Reading the economist over Christmas (oh and seriously get a subscription) there was a great article about how Chairman Mao is an ideal "role model" for the poor quality manager. Reading it however it became clear that 90% of IT also appears to follow the way of Mao when approaching their jobs.
So if you aren't actually any good at IT then here is how to bluff your way using the Mao guide to IT. This applies to Architects, Managers, Vendors and even developers who just don't feel they have the talent to get anywhere
A powerful, mendacious slogan
For Mao it was "Serve the People", given that he "... lived like an emperor, carried on litters by peasants, surrounded by concubines and placated by everyone. this really was an impressive slogan. The point here is that the slogan is an outright lie, but its an outright lie that is talked about honestly and with conviction but doesn't bear any relationship to reality.
In IT things like "Business Focused", "Customer Service" and "Delivering value" can be used to mask what is essentially a continual drive to use new technologies and to avoid talking to the business or customers if at all possible. In fact its a case of business as usual with everything being now justified as "required" by the over arching vision.
Ummm looking at all those vendor slogans makes me think that Chairman Mao's PR department is alive and well in IT. Huge massive friendly slogans backed by software that makes you cry and costs a fortune.
Ruthless media manipulation
Have posters printed, set up a web page, have an award in fact do anything that makes it look like you are doing this while in fact doing nothing of the sort. This tends to be a real management favourite, a new initiative, a new name and the same old behaviours and thinking. A big internal email campaign, possibly even some external press and most of all controlling all of the communication that goes between IT and the business.
Ever had a manager tell you "you can't talk to the business"? Or how about "tell me what you want and I'll find out" and then become convinced that they haven't talked to the business at all? What about architects who claim to "understand the business" and therefore don't let anyone else go direct?
Other bits here are in the creation of fake statistics and successes is another area here. The classic "well it was fine when I left it" and claiming improvements in areas where there aren't any metrics being formally gathered. This is where people claim "we've improved quality/productivity/time to market by X%" when all the evidence seems to show that in fact its got worse. The key is that the person manipulating and broadcasting the stats is the person responsible for them.
In IT departments the media manipulation tends to be internal rather than with the press but its the continual planting of stories and broadcasting of success (and others failures). A few other good ones here are where a project fails but its "all the fault of the vendor" or where a technology turns out to be rubbish and that is "down to the implementation team" the key is spinning and there are lots of people in IT who seem to think that spinning is as important as delivering.
Vendors are truly the best at this in terms of their external marketing. The product might be a bug-riddled piece of crap that won't even install from the CDs but thanks to some smart marketing, demoware and presentations its lauded as being a market leader.

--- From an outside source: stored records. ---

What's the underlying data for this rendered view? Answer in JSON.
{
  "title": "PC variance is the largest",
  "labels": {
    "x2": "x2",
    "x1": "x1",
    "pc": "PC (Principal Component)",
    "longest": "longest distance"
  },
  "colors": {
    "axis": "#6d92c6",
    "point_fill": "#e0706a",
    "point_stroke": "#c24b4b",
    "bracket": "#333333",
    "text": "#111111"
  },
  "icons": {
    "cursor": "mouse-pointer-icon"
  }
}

Sacrifice of friends and colleagues
Now here is where IT often moves away from Mao in that I tend to see Cabals and cliques being the dominant factor with competing groups battling for supremacy. But then again isn't this exactly what Mao was about? Basically using different groups within the organisation as the scapegoats? Project fails because in reality the architecture was completely rubbish? Blame the project manager, the development team or India but never, ever allow people to point out that the architecture was unimplementable.
This is something I see over and over again as IT projects fail. The finger pointing starts and the "winner" is the one who gets the least blame and places the most blame elsewhere. Again this isn't actually about reality its about using other people to take the fall for you so you don't have to admit to failure yourself.
With Vendors I guess this would be how they stab each other in the back, but I'm not sure its as good an analogy.
Activity substituting for achievement
Now this is the area where IT, and in particular Architects, come into their own. Those constant internal meetings, those document reviews and those endless process improvement efforts that never improve anything. Its hard to imagine a group of people who create more noise for little achievement that those found in IT. In 2007 I saw people proudly demonstrate how they could use WSDLs in their tools... 2007? That was done in 2001. There are all the various frameworks out there, something IT developer love to do. Don't develop the solution, develop a framework and never get around to the solution.
With vendors this is all about adding new bells and whistles to the products, and to be fair to the vendors this is what the Chairman Mao impersonators in corporate IT and the blog world are asking them to do. Its not about making it better its more like "Pimp my product" with lots of new bling being added on to the same old crap in the mistaken belief that this actually makes it better.
Part of the problem is that the talent gap in IT is ridiculously huge. There really are a huge number of people who are, when all is said and done, just bluffing at their jobs and who follow (unknowingly) Mao's plans for success on a daily basis.
IT and Chairman Mao, maybe the required reading shouldn't be The Mythical Man Month but the mass murders' Little Red Book.